The Department for Education has published its review into further education and sixth form colleges in Hertfordshire as part of a rolling programme of local area reviews across England. Hertfordshire LEP played a pivotal role in considering and developing options as part of a steering group that also included Hertfordshire County Council, each college’s chair of governors and relevant Government agencies.
The reviews are designed to ensure that colleges are financially stable, run efficiently and are capable of meeting the present and future needs of its students and employers. Throughout the review process, the colleges have worked closely with Hertfordshire LEP, local authorities and the review team by sharing detailed information about their performance and processes. The four general further education colleges included in the review were Hertford Regional College, North Hertfordshire College, Oaklands College and West Herts College.
Hertfordshire LEP sought to establish greater engagement between colleges and employers to expand the provision of higher level apprenticeships within key growth sectors and to match supply with demand. The individual colleges will now consider the recommendations from the review and work in partnership with the LEP and local authority to ensure they are implemented.
Summarised below are some of the key findings from the report, set within the context of the needs of the Hertfordshire area.
Current patterns of employment
Overall, Hertfordshire is performing well across most key performance indicators in relation to jobs and employment.
The total number of jobs is expected to grow at an average annual rate of 0.8% compared to the national rate of 0.6%, with the proportion of jobs held by people qualified at a higher level set to increase by 10% between 2012 and 2022. At present, 58.8% of all people employed in the county hold higher skilled jobs.
The number of hard-to-fill vacancies fell from 31.1% in 2013 to 27.9% in 2015, which is below the national average of 32.9%, and the percentage of these vacancies that were caused by skills shortages reduced from 84.1% in 2013 to 69.5% in 2015.
Despite these positive figures, skills challenges still remain across a range of growing sectors including construction, life sciences, engineering and manufacturing. Hertfordshire’s long term productivity rate of 1.6% per annum has lagged behind the national average of 2.8% per annum from 2004 to 2013. Feedback from employers also indicate ongoing dissatisfaction with the basic and employability skills of education leavers, despite the efforts of education providers to remedy this.
The quantity and quality of current provision
The number of young people aged 16 to 18 in Hertfordshire will continue to decline up to 2019, however projections indicate an overall 22% increase between 2015 and 2030, creating a need for additional secondary school places throughout the county, which Hertfordshire County Council is currently planning for.
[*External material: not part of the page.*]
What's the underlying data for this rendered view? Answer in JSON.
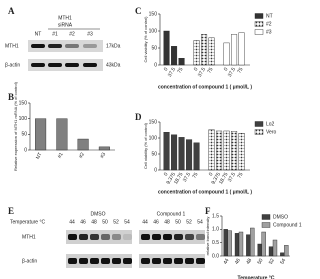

Hertfordshire’s four colleges work in partnership with the University of Hertfordshire to provide level 1 to 7 qualifications across a range of sectors including the priority areas of science, engineering, health and social care, business and professional services, however there is work to be done to make learners aware of the available alternate routes to further education such as higher level and degree level apprenticeships.
The colleges have identified several areas where provision will need to be expanded to meet future skills shortages, including health and social care, science and technology, accounting and finance, high end logistics, retail, film, media and sales. They will work with the LEP to ensure that developments remain aligned to local skill needs and priorities.
The current quality of provision for students with special educational needs and disabilities (SEND) is good throughout the colleges, with Oaklands offering the highest number of funded places at present. However the review indicates an imminent shortage of places for those with the most complex needs, making this an area for further development.
Key areas for change
These include the provision of alternate routes to higher level education for those not intending to attend university, the need to grow apprenticeships within priority sectors, the need for high quality provision that will accommodate the growing population of young people, and the need to ensure the colleges in Hertfordshire are on a strong financial footing.
The Hertfordshire Further Education Area Review Report, College Annex and Data Annex are available to read in full on the DfE website.